The Surveillance State or the Anxious City?

>> Wednesday, October 28, 2009

The New York Times reports that Britons are becoming weary of living in a “surveillance society” citing a covert surveillance operation to trap a woman suspected of falsifying her address to get her daughter into the neighbourhood school.

There is no doubt, as the report argues, that Britain has many security cameras and a fair number of databases full of our intimate personal details. But how should we understand the relationship between ourselves, the state and surveillance? After all the aspiration to improve the education of our children doesn’t seem like the biggest threat to state power. Like the vetting procedures that have been in the news recently, surveillance today doesn’t seem like the exercise of state supremacy, as much as a reflection of official anxieties. These anxieties have now spread to many areas of life that previously would have operated according to established and widely accepted codes of conduct.

From the point of view of the public, we may be weary of some aspects of surveillance, but there is little sign of any widespread principled objection to the idea that we need to be watched, and to watch each other. Take for example this report in The Daily Mail recently on a new internet game which allows 'super snooper' players to plug into the nation's CCTV cameras and report on members of the public committing crimes. The 'Internet Eyes' service involves players scouring thousands of CCTV cameras installed in shops, businesses and town centres across Britain looking for law-breakers.

The article raises some important questions about how we understand surveillance. For a start, for all the emphasis on Big Brother, it is clear that CCTV is not necessarily being used by the state to constantly watch over us. While there are over four million CCTV cameras in the UK, according to the article only one in a thousand is actually monitored by someone in authority. The fact that many cameras are not monitored (and that few crimes are actually solved as a result of CCTV) strongly suggests that the current desire for surveillance needs to be understood differently from the past.

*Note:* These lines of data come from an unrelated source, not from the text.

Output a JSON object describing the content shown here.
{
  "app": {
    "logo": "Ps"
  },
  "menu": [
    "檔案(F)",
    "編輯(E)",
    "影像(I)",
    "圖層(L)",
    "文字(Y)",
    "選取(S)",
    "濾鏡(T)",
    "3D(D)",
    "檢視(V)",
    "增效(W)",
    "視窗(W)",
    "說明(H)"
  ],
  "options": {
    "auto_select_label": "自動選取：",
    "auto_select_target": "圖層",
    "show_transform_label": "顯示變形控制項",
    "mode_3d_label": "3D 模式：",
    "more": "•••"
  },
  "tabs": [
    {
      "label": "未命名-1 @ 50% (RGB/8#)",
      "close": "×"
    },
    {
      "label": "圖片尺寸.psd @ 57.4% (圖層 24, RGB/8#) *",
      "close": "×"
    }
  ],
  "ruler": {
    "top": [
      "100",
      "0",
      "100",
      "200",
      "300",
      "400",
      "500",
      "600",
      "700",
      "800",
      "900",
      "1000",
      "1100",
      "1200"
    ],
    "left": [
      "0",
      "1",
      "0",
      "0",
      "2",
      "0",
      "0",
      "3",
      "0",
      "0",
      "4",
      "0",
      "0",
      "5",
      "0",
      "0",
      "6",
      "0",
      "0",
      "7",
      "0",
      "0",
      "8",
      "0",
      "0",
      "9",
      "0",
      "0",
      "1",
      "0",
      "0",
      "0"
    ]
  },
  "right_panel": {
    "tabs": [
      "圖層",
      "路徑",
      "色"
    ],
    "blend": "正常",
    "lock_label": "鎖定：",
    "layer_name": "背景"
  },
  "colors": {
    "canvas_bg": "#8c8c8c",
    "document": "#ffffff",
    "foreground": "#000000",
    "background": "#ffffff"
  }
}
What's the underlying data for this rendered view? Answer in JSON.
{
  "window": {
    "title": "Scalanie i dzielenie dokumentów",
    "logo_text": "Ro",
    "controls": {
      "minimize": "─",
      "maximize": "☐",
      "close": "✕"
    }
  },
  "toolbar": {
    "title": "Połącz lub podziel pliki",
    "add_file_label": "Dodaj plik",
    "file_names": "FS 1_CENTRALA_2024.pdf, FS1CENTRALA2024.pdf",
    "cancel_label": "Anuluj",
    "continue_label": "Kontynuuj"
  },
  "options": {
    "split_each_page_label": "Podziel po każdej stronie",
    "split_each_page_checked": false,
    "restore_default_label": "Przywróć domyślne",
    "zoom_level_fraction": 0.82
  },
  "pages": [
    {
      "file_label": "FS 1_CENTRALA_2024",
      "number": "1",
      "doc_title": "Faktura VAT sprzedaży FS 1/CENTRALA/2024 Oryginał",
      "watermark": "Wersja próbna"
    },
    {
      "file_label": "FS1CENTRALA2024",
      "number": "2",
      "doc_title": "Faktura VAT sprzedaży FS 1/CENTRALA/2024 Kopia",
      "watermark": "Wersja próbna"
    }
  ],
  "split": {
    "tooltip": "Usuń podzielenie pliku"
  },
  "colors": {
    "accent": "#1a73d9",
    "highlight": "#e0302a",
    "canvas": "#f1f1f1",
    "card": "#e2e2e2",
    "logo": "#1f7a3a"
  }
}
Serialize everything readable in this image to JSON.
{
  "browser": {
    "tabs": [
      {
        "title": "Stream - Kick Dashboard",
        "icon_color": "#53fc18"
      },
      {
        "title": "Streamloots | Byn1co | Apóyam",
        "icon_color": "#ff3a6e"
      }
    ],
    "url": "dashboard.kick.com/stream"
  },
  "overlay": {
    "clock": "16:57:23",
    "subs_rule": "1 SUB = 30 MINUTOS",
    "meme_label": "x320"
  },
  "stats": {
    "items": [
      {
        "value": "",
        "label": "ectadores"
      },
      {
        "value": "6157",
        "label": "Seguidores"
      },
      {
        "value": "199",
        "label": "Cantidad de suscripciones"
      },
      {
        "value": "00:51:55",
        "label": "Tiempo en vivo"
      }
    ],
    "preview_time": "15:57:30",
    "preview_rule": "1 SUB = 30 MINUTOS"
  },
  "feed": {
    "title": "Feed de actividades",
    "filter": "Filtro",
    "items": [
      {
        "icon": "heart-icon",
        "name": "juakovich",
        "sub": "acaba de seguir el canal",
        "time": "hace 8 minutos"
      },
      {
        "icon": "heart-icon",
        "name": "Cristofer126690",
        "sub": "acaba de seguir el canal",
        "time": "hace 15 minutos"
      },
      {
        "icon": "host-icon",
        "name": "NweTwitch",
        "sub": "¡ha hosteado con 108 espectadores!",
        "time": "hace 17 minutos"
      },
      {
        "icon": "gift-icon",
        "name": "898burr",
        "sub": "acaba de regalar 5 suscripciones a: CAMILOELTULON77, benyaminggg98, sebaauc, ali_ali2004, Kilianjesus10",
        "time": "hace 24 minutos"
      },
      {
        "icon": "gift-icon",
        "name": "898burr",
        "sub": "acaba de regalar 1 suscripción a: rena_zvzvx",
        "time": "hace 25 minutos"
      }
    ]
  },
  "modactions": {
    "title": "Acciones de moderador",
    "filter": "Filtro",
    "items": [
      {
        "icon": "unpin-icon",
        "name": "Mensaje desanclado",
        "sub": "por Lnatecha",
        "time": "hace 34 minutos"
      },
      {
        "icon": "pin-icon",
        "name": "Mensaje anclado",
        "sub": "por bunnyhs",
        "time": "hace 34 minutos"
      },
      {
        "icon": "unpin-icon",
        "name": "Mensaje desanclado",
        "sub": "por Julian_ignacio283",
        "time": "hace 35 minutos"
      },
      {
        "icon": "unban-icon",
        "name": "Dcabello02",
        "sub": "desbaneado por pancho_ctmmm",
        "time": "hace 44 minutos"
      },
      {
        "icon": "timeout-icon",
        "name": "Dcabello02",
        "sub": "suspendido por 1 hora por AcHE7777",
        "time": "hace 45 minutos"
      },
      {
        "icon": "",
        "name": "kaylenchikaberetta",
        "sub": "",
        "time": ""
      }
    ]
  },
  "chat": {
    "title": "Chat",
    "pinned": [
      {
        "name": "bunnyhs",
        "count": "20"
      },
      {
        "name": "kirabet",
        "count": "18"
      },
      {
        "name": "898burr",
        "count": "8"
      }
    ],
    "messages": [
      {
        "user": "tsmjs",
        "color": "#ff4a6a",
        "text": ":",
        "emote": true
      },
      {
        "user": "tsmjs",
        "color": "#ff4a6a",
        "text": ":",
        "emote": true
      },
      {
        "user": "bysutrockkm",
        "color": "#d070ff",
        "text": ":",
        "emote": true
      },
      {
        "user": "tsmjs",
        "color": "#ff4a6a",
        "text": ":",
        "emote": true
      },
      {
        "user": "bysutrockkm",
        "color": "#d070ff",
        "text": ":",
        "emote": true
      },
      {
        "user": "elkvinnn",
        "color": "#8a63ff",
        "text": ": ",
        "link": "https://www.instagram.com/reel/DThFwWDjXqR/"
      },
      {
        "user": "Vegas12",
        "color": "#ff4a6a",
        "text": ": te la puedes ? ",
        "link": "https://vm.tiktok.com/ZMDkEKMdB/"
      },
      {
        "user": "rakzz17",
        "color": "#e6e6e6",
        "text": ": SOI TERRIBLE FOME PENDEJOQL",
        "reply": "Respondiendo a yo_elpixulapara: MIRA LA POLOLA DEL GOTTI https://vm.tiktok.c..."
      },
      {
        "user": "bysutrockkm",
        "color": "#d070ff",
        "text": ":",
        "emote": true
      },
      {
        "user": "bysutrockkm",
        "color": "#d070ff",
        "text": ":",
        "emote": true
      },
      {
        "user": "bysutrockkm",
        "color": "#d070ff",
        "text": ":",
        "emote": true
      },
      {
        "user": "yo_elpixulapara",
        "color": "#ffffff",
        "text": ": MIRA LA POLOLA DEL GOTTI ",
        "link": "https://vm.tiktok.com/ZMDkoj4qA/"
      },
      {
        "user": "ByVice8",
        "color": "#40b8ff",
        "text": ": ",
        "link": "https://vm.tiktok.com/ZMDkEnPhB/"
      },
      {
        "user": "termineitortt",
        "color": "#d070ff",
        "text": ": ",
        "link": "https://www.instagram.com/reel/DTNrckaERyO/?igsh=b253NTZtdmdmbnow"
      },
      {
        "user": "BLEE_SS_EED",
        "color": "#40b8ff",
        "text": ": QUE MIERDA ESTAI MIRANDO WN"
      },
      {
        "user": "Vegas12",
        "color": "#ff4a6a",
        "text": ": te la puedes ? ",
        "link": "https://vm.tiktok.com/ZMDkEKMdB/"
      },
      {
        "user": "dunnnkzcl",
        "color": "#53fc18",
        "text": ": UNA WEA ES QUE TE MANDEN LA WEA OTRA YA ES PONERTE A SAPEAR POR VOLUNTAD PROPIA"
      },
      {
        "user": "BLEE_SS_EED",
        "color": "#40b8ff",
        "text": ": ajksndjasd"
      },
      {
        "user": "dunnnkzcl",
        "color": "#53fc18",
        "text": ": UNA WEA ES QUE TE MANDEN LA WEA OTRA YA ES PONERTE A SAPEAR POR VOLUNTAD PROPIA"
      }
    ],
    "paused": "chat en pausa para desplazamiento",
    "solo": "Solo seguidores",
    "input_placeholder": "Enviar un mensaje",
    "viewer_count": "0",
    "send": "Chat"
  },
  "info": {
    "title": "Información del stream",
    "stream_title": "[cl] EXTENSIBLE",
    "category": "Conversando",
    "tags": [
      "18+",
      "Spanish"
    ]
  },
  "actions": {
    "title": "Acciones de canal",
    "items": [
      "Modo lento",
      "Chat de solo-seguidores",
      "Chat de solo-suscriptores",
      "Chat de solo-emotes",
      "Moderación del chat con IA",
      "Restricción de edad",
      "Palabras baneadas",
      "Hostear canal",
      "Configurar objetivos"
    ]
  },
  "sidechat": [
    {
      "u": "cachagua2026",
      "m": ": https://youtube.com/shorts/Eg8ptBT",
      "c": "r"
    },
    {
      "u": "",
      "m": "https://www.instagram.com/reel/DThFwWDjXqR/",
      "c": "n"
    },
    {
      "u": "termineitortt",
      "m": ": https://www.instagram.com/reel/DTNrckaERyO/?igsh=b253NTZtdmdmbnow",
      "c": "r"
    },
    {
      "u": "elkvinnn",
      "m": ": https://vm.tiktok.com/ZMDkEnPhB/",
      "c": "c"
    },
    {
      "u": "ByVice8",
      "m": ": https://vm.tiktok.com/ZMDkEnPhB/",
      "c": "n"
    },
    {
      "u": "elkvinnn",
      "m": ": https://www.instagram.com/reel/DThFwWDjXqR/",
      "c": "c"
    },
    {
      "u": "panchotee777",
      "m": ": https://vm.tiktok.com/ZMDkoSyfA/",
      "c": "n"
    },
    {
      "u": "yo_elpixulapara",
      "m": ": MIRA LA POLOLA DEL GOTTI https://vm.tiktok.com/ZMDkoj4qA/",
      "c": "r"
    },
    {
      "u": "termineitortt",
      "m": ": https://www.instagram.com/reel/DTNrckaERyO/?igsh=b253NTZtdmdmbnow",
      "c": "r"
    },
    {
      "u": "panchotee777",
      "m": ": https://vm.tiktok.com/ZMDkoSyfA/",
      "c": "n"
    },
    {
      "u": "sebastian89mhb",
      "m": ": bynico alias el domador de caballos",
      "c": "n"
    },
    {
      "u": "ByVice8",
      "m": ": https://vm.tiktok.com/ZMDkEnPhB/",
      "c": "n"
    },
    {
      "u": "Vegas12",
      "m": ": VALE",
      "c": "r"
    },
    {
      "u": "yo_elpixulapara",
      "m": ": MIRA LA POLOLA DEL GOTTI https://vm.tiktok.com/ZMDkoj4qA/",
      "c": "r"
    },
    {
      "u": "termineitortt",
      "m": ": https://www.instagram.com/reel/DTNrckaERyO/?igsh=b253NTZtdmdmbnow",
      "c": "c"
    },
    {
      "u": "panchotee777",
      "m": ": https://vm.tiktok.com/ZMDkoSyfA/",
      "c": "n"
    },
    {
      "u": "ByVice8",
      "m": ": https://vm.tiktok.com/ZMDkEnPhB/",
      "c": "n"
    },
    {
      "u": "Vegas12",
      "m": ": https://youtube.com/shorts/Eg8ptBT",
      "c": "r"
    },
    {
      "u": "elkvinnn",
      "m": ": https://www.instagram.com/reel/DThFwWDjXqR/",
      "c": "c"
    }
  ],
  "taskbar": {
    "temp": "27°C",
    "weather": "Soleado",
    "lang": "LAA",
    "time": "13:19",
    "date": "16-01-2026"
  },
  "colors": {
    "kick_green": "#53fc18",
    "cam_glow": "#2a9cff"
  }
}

In fact, Internet Eyes is a good example of the way that today surveillance is less about them watching us, than us all watching each other.

In recent years we have seen a shift in crime policy (and consequently urban planning policy) from the aim of cutting crime itself, which after all has been going down for 15 years, to the objective of reducing the fear of crime. Yet few ask the question why we are we so fearful of crime at a time when crime is actually going down. In fact our perception of the threat that we face from criminal activity is less to do with the level of crime itself, and more a product of our anxieties about our position within society. At a time when the social bonds within communities have become frayed, social anxieties have grown. Seen in this light, we can understand how CCTV is motivated not so much by Big Brother as much as by our own need to feel that someone is looking out for us. As the CCTV camera whirls round to track us as we pass, it is to some extent operating as our own comfort blanket. CCTV appears to represent a technical attempt to overcome our fears and our social estrangement.

Civil rights campaigners have argued that the new game is effectively 'a snoopers paradise'. But as the broadcaster Mark Lawson highlighted earlier this year, snooping is now official Government policy. Lawson points to the development of anti terror policies and highlights university lecturers asked to alert authorities as to students who don’t turn up for class, and communities asked to spy on what neighbours put in the bins. He suggests that policies today echo the awareness campaigns of the second world war when the public were urged to look out for fellows with bratwurst in their sandwich boxes. But the snooping agenda is by no means limited to potential terrorists. Lawson might also have pointed to the way we are encouraged to keep an eye on what our neighbours recycle, on the benefits they claim, and, in the London Borough of Southwark, the type of clothes worn by their children – apparently an indication of whether they are likely to be abusers.

Narking on your neighbours reflects Government policy in an age of anxiety. Whether related to crime and terrorism, or ill defined notions of abusive and anti social behaviour, in the absence of genuine social ties, social policy frequently homes in on what is viewed as the only aspect of life which appears to have some capacity to unite us – our distrust others within our communities. But fear as the basis for community can only breed ever more anxiety and distrust.